Proxy Mode — AxonFlow owns the full lifecycle
Your app sends the request to AxonFlow, which evaluates policy, routes to the provider, makes the LLM call, filters the response, and records the audit — automatically. Best for new apps without existing LLM plumbing.
Endpoint: POST /api/request. See Proxy Mode.
MAP — Multi-Agent Planning
AxonFlow decomposes a natural-language request into a multi-step plan, then executes the steps with a policy decision at each step, with replay/resume and optional approval gates.
WCP — Workflow Control Plane
Your external orchestrator (LangGraph, n8n, Temporal, Airflow) keeps running the workflow; AxonFlow adds a gate before each step and a completion record after, plus checkpoints and approvals — without replacing the orchestration engine.
Coverage by integration
The interception point — where AxonFlow plugs in — differs by integration, and that determines what each one can govern. (Rows being verified per-integration; see each integration's page.)
| Integration | Interception point | Governs |
|---|---|---|
| Claude Code | Hooks (PreToolUse / PostToolUse) | Tool calls (incl. Bash/Write/Edit + mcp__*) + response scan; reaches more than MCP-only because hooks see every tool |
| Claude Desktop | Local MCP proxy (.mcpb) | MCP tool calls + responses. Not raw prompt text (Desktop has no prompt hook) — see Claude Desktop |
| Cursor / Codex | Hooks | Tool calls + responses |
| openclaw | Plugin | Tool/command layer |
| Google ADK | BasePlugin on the Runner | Every model + tool call across the agent fleet |
| n8n | WCP gate per step | Workflow step layer |
| LangGraph | WCP adapter | Node/step layer |
| LangChain / CrewAI | SDK wrapper (Gateway Mode) | Model + tool calls you wrap |
| SDKs (Go/Python/TS/Java) | Native SDK | Whatever you wire — Gateway / Proxy / WCP |
| Any infra gateway | Decision Mode (/api/v1/decide) | Whatever traffic the gateway fronts (LLM / MCP / agent) |
A useful rule of thumb: hook-based integrations (Claude Code, Cursor, Codex) govern the tool surface (tool calls + responses) — reaching more than MCP-only because they also see native Bash/Write/Edit tools, but they do not currently intercept prompt content; MCP-proxy and gateway integrations govern the tool/data path; app-SDK integrations govern exactly what you wrap. Pick the interception point that covers the surface you care about.
Choosing a mode
- Want to govern many apps at once without changing their code? → Decision Mode at your gateway.

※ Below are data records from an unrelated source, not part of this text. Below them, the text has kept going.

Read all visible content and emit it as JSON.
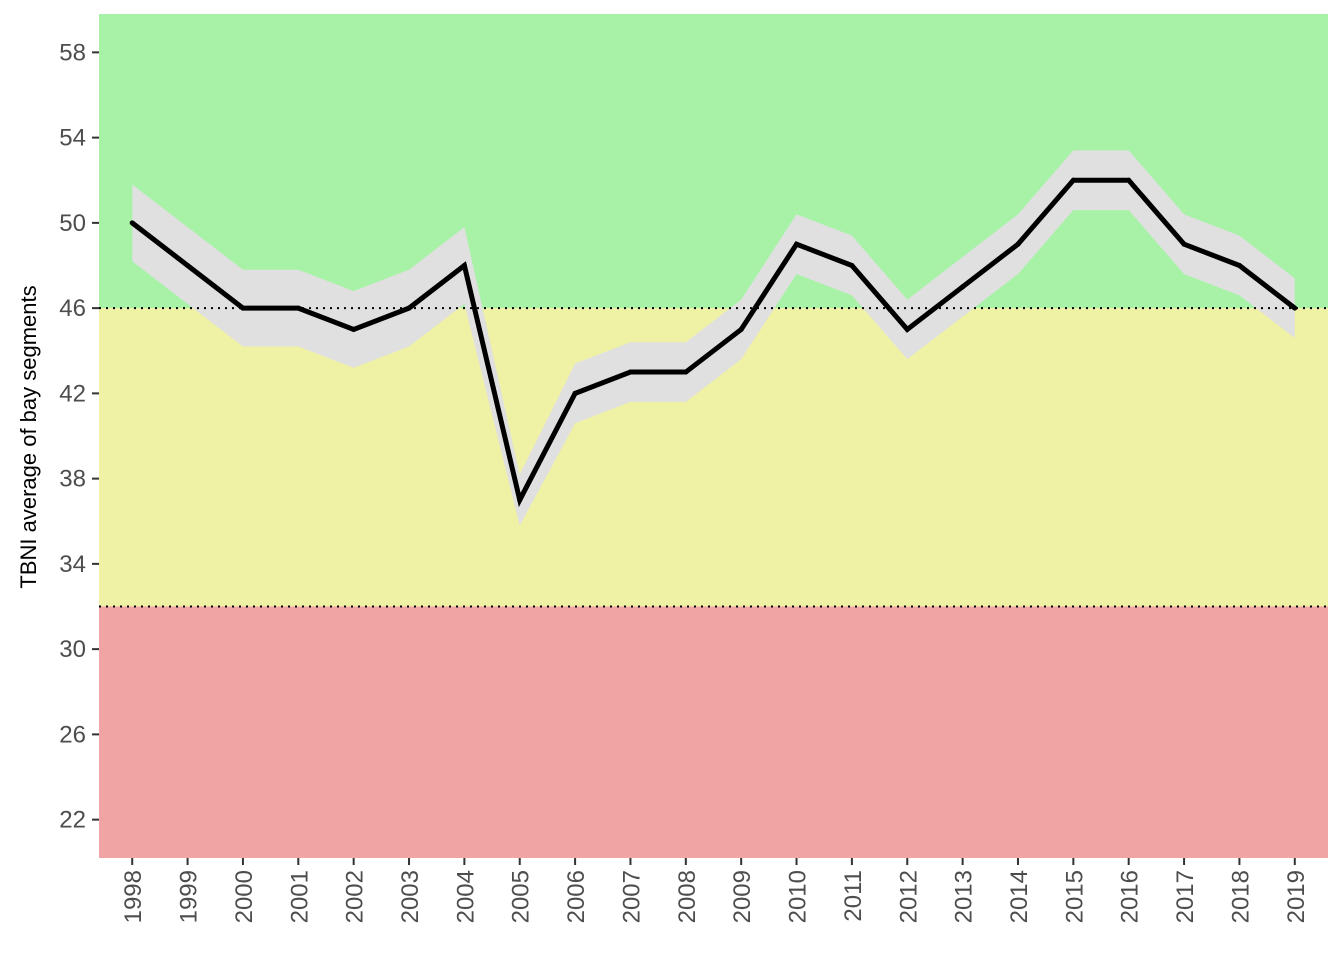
{
  "chart_data": {
    "type": "line",
    "ylabel": "TBNI average of bay segments",
    "xlabel": "",
    "ylim": [
      20.2,
      59.8
    ],
    "yticks": [
      22,
      26,
      30,
      34,
      38,
      42,
      46,
      50,
      54,
      58
    ],
    "x": [
      1998,
      1999,
      2000,
      2001,
      2002,
      2003,
      2004,
      2005,
      2006,
      2007,
      2008,
      2009,
      2010,
      2011,
      2012,
      2013,
      2014,
      2015,
      2016,
      2017,
      2018,
      2019
    ],
    "series": [
      {
        "values": [
          50,
          48,
          46,
          46,
          45,
          46,
          48,
          37,
          42,
          43,
          43,
          45,
          49,
          48,
          45,
          47,
          49,
          52,
          52,
          49,
          48,
          46
        ],
        "upper": [
          51.8,
          49.8,
          47.8,
          47.8,
          46.8,
          47.8,
          49.8,
          38.2,
          43.4,
          44.4,
          44.4,
          46.4,
          50.4,
          49.4,
          46.4,
          48.4,
          50.4,
          53.4,
          53.4,
          50.4,
          49.4,
          47.4
        ],
        "lower": [
          48.2,
          46.2,
          44.2,
          44.2,
          43.2,
          44.2,
          46.2,
          35.8,
          40.6,
          41.6,
          41.6,
          43.6,
          47.6,
          46.6,
          43.6,
          45.6,
          47.6,
          50.6,
          50.6,
          47.6,
          46.6,
          44.6
        ],
        "color": "#000000",
        "band_color": "#e0e0e0"
      }
    ],
    "zones": [
      {
        "from": 46,
        "to": 59.8,
        "color": "#a8f2a8"
      },
      {
        "from": 32,
        "to": 46,
        "color": "#eff1a5"
      },
      {
        "from": 20.2,
        "to": 32,
        "color": "#f0a4a4"
      }
    ],
    "reference_lines": [
      46,
      32
    ],
    "grid": false
  }
}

- Have an existing app/framework and want the lightest touch? → Gateway Mode.
- Building a new app and happy for AxonFlow to own the LLM call? → Proxy Mode.
- Decomposing natural-language requests into governed steps? → MAP.
- Already run an orchestrator and want step-level gates beside it? → WCP.
See Choosing a mode and the Runtime surface map for the full decision tree.